Gosling’s performance is immaculate, nuanced, and controlled. Almost never cracking a smile except around Irene and her boy, his taciturn hero adopts the weight of Alain Delon’s role from Le Samouraї, where his cool is defined more by what he doesn’t say and the basic motivations behind his actions. Watch his hands. They almost always remain in his pockets; when they’re exposed, they flex in moments of poised anger and, building incredible tension, shake in with unbelievable intensity when the rage has overcome him. It’s the kind of singular, understated portrayal that’s overlooked by Oscar voters but remembered for a long time to come. Meanwhile, Brooks—that hilarious, self-loathing, sadsack genius behind comedies like Defending Your Life and Lost in America—should and likely will be remembered come awards season. He’s so deliciously villainous in his role and embodies the bad guy you love to hate, with all the same traits from his comedies, no less.
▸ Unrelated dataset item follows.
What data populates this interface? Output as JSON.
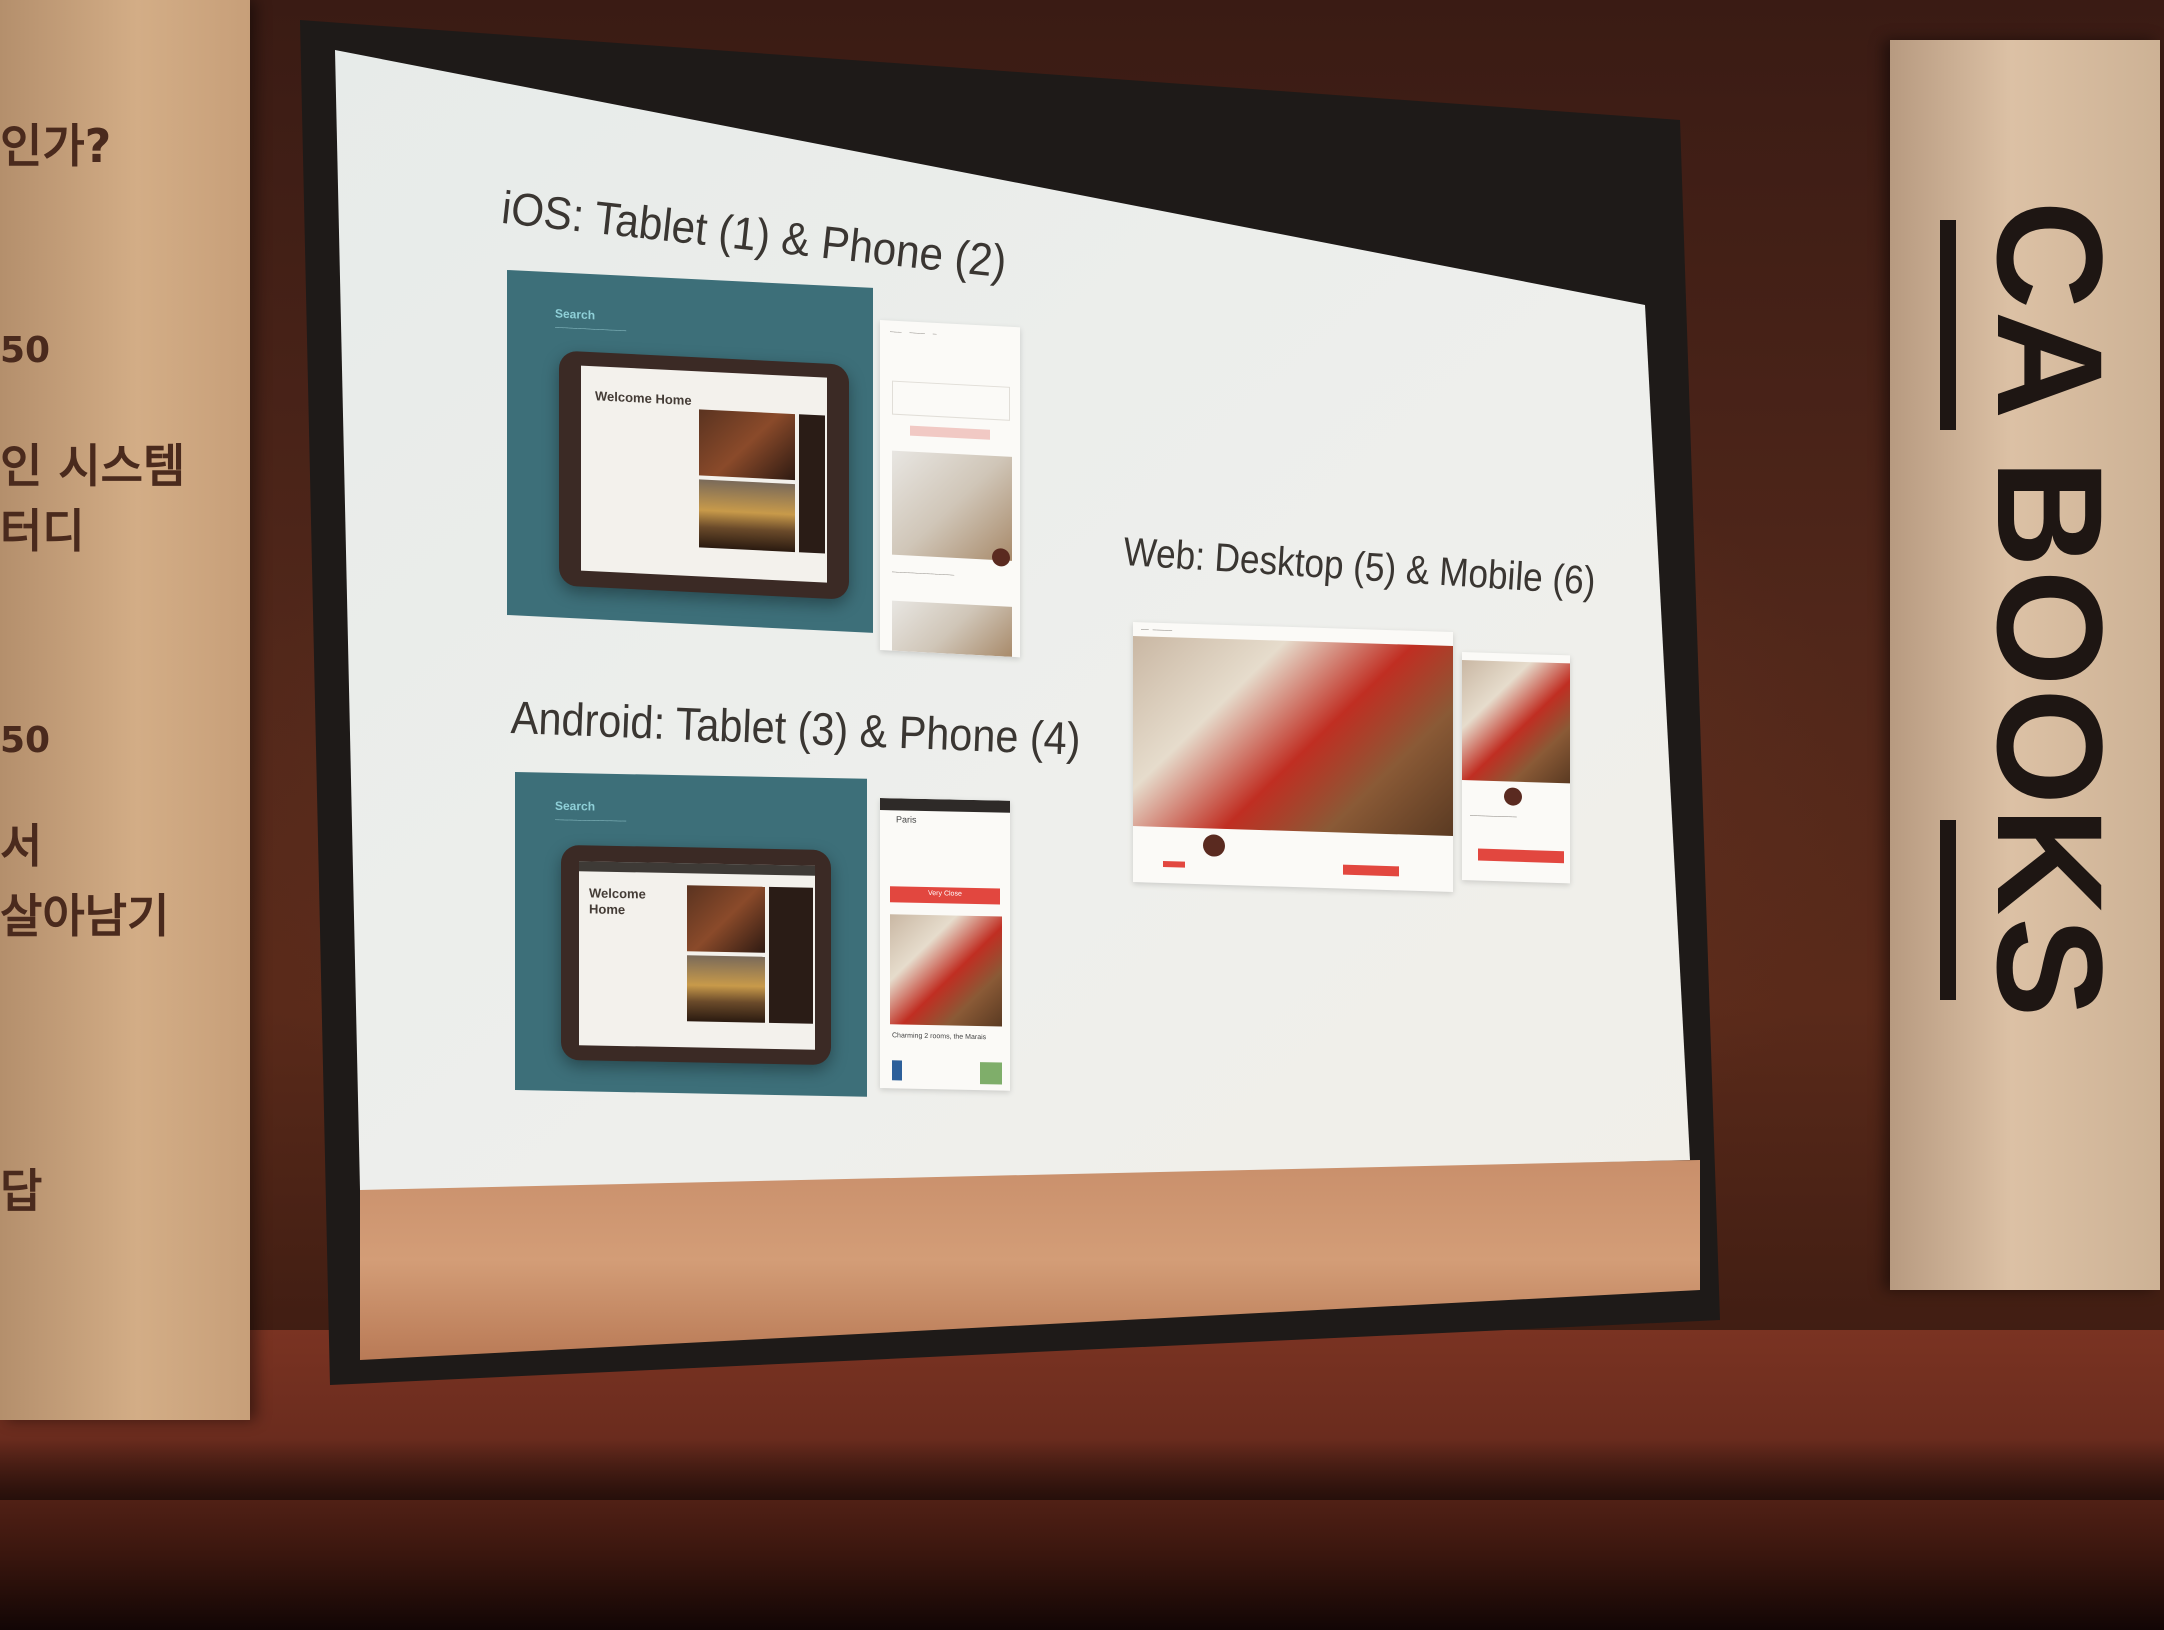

Advertised car chases and shootouts may attract action junkies, but the film’s arthouse mentality may confound them by bringing creative, meditative power to today’s characteristically choppy, unintelligible action output. Based on the book by James Sallis and adapted by Hossein Amini, the story better aligns with a French neo-noir—a patient, Jean-Pierre Melville-esque character study with flourishes of action. But it’s more about atmosphere than adrenaline. It’s also layered with electronic music by Cliff Martinez and ’80s-esque pop songs that oddly transform everything (despite recalling Tangerine Dream) into a dark, retro fairy tale about a mysterious hero. Drive earned Winding Refn the Best Director prize at this year’s Cannes Film Festival over powerhouse artists like Terrence Malick, Pedro Almodóvar, Lars von Trier, and Lynne Ramsay. The choice becomes clear as the director, hand-chosen by Gosling when producer Marc Platt gave him his pick of filmmakers, ingrains substance into every moment, along with cinematographer Newton Thomas Sigel’s handsome lensing. It’s a unique and demanding blend of familiar components put together in a way that revitalizes its sources, creating a reinvigorated, stylized realization of a movie you’ve seen before, but never like this.